Posted on:2012-10-02Degree:Ph.DType:Dissertation
University:University of DelawareCandidate:Burke, Kevin JFull Text:PDF
GTID:1455390008498627Subject:Literature
Abstract/Summary:PDF Full Text Request
This dissertation examines Chaucer's treatment of human agency in the Canterbury Tales within the framework defined by the concept of pilgrimage and in the context of the philosopher Alasdair MacIntyre's notion of a tradition as "an historically extended, socially embedded argument, and an argument precisely in part about the goods which constitute the tradition." The specific problem dealt with is the freedom of the human will as it makes choices that are considered, in the religious terms of pilgrimage, as leading to either salvation or damnation.

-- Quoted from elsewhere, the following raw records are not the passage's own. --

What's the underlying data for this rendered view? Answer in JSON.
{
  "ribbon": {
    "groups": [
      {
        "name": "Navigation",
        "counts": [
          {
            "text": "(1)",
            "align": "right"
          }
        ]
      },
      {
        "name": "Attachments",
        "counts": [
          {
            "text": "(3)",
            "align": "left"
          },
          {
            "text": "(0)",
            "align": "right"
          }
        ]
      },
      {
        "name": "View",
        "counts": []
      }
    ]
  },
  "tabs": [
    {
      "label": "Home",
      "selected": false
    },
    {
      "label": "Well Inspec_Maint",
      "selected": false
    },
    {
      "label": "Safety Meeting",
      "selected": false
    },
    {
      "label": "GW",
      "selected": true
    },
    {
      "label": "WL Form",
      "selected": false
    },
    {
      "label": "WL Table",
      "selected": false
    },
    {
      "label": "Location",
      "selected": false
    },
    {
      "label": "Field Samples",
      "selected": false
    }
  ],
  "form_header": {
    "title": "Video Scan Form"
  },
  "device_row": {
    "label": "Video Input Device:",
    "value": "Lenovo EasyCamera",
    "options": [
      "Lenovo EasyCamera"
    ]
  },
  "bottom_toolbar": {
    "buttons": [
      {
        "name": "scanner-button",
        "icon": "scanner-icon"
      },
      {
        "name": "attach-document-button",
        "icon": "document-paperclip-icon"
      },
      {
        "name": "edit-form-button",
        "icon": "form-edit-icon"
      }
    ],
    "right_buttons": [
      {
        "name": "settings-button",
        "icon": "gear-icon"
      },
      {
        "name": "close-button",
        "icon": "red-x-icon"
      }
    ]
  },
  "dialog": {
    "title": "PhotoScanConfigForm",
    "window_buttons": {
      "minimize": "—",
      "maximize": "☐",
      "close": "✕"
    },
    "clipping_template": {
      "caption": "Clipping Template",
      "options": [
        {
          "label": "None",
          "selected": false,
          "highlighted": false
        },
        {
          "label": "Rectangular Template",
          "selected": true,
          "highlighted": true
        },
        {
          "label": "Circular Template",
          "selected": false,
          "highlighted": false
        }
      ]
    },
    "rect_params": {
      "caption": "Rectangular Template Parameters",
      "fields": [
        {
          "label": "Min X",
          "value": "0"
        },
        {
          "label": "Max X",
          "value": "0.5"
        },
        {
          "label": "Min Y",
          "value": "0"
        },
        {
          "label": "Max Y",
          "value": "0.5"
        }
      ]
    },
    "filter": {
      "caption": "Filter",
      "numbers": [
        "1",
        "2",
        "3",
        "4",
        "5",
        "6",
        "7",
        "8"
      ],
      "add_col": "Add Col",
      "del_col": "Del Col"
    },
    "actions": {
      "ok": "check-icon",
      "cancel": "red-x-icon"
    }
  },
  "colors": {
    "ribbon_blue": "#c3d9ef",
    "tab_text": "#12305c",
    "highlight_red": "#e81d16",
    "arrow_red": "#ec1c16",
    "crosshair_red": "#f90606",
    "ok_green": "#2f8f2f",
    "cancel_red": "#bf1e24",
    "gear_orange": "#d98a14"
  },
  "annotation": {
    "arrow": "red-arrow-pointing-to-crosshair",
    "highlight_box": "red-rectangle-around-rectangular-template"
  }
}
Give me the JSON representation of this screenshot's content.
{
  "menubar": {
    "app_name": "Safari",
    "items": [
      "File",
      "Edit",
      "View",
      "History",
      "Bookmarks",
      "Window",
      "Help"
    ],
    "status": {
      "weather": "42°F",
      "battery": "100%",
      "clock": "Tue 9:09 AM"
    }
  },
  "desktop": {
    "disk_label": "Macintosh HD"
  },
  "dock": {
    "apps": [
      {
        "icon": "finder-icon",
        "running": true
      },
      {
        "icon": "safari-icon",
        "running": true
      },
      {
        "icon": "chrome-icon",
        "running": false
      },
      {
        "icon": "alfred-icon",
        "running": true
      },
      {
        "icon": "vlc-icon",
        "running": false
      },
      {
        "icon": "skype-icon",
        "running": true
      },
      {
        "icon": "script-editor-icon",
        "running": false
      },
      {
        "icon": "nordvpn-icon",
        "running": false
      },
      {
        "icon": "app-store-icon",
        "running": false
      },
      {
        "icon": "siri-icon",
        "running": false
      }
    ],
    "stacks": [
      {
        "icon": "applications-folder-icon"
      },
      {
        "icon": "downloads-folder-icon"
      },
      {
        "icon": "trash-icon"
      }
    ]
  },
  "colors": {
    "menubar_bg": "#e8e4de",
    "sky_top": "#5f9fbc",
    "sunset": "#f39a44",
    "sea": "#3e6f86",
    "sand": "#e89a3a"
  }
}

My method is to examine the Knight's Tale as the paradigmatic deterministic account in the Canterbury Tales and to show how that account is contested, principally by the Wife of Bath, but also by the Clerk and the Second Nun. Key to my study is the analysis of Chaucer's incorporation of ideas and tropes from Boethius' Consolation of Philosophy and the Roman de la Rose. Chaucer's treatment of the problem of the will is brought into conversation with the treatment of the problem by Thomas Aquinas and Dante. My method and conclusions are meant in part as a corrective to current trends in Chaucer criticism founded on psychoanalytical theory. I attempt to read and understand Chaucer as part of an on-going discussion that includes classical as well as Christian thinkers and poets, and to show that that discussion contains its own standards of integrity and coherence which, while distinct from those associated with postmodern theory, continue to provide a satisfactory account of the problem of determinism and free will.